イスラエルにおいて文化革命を開始するための指示

 構築された状況の概念そのものは、つねに、人間存在を癒しがたい凡庸という病態(パトス)に陥れる日常化した精神の病によって歪められている、自分たちの、動きを欠いた饒舌の中に留まることに満足している受動的な人々や、自称進歩主義者たちの凡庸さに対して、その中庸に対して戦わなければならない。いまや、精神の永久革命に取りかからなければならない、想像力に一撃を加えなければならない、精神の病とイエロー・ジャーナリズムの注意を逸らさなければならない。要するに、「挑発分子」にならなければならないのだ。
 わらわれの現在の文明の耐えがたいパラドクスは、貨幣の力を持つ者たちだけが、最も近代的な技術を所有し、また、意のままに用いうるということであり、彼らが「金を作る」という目的だけにそれらの技術を用い、何百万もの金をかけて、愚かしく、ブルジョワ的に、獣のように、自分の余暇を活用するということにある。
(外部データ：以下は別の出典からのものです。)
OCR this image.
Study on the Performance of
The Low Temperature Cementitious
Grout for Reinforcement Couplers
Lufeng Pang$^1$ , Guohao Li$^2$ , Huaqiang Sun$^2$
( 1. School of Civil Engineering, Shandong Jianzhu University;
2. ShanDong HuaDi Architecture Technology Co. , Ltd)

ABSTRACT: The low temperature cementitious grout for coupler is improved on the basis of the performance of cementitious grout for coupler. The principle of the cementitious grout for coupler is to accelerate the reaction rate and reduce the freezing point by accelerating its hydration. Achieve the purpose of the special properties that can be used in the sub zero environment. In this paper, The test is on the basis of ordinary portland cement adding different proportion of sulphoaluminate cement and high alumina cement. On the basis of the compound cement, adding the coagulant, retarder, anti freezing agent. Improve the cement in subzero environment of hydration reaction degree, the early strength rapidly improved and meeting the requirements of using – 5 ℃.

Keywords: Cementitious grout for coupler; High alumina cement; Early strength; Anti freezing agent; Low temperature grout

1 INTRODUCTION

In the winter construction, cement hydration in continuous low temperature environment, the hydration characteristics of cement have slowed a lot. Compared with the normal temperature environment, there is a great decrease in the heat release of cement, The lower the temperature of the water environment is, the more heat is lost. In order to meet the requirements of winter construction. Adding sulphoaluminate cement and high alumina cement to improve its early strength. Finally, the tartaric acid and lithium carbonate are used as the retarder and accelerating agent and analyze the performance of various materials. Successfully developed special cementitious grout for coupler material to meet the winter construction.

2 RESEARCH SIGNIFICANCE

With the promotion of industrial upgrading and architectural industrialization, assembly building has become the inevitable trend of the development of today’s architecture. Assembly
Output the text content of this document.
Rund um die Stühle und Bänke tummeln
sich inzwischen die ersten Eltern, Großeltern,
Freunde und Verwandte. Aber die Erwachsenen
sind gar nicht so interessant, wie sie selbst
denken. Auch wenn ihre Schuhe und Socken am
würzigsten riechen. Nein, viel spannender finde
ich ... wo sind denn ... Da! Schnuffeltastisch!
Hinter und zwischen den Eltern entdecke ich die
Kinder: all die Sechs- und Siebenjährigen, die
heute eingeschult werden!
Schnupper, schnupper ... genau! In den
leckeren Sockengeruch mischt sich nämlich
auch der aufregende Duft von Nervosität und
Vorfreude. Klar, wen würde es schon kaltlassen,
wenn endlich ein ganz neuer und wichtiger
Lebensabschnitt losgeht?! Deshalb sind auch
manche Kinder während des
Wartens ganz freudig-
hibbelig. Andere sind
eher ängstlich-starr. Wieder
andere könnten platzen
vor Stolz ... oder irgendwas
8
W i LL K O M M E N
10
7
そして、大衆はというと、欲望の欠如に囚われていて、組合の経営家族主義的(パテルナリスト)な独裁が、この50年来、経営者や、工場の親方に取って代わっている。
 イスラエル、この生成途上の国では、いままさに懐胎されつつあるさまざまな力が、自らを表現するのに大変苦労しているところだ。というのも、「いかにして生きていくか」という問題が抜き差しならぬものとして個人に重くのしかかっているからである。この個人は、下意識までしびれさせてしまう祖先の隔世遺伝に縛りつけられて、もはや直接的なもの、つまり、生活の安逸を増してくれるものしか夢見ない――夢見ることができない。入植は、もともとからいた素朴な多数派の中に人間的な環境を持ち込むことによって実行されたし、アメリカ式の安逸の贈り物によって融和が成し遂げられることが望まれていた。ある意味では、義務であり、強制でありさえする安逸、厳格な教義に頭がぼけてしまった哀れな連中(聖書の最高に愚劣な教えによって宥めすかそうとしているが)に、社会主義自由主義という緑青色の後光で飾り立てて、洗濯機や冷蔵庫、醜悪な住宅などを与えたのである。上層部では、一切の解放の試みに全く相反するアメリカ式労働組合主義を根づかせようともがいていたし、意識ある人々の知性は警戒された。隔壁は適切な場所に設えられており、階層は、きっちり区分けされているのだ。
 社会主義的たらんと欲しており、そして、外的な事情から指導的地位についた者たちからなる新たな階級だけによってかたちづくられてゆくこの新しい国には、階級間の葛藤さえもない。何千もの自己犠牲が、まだ未成熟な状態の国民の頂点に位置している。この国のさまざまな要素はこれから平準化されようというところだし、とりわけ――その要素が金で買えない場合には――非人格化が進行中である。
 口先だけの欲望や、よりよい未来への願いよりも確固とした希望にすがりつくこともできないわけではない。もしも、ここから、特別な、革命的な芸術が湧き出してくるなら、そうしたら、その芸術は創造の源泉を与え続けるだろう。そこではまた、幻滅もまた活力あるものである。新しいものを創造しようと欲し、人々を拘束するユダヤ主義の骨組みを壊してしまおうとする芸術家が出発する。
 しかしながら、イスラエルの野蛮が形成されはじめている。われわれが述べたいのはそのことなのだ。それは新しい世代に属している。日に焼けた少年たちと感動的な少女たちだ。だが、都市の連中は腐っている。田舎では、つまり、キブツと協同組合的な農業入植地では、それにもかかわらず、前進が続いている。建国以降、築かれた新しい産業はプロレタリアートを生み出したし、今も生み出し続けている。しかし、意識を持たないプロレタリアートだ。ロボットだ。
 若い農民たちは、疲れ果てた年長者たちのもとを離れる、他方で、若いプロレタリアートは、自らを自動機械にし、日一日と、自分の魂が空っぽになってゆくように感じている。
 イスラエルの革命的意識は、大地からしかやってくることはできないだろう。つまり、砂漠から、彩られたネゲフから。つまり、努力から。イスラエルの革命的意識は、また、知性から、理性を備え、そして、いつも運動の渦中にある精神からやってくるだろう。イスラエルの未来は、そこに粗描されている。現在、イスラエル人の精神のうちに、その確かな予兆を垣間見ることができる、新たな力の衝撃が響き渡るとき、その未来は始まるだろう。いかなるモダニズムにも囚われる必要はない。
 真に革命的な社会では、新しいものはそれ自身で、自らを破壊するのである。

ジャック・オヴァディア*1

*1:ジャック・オヴァディア イスラエル国籍のSIのメンバー。セクション無所属。1961年除名。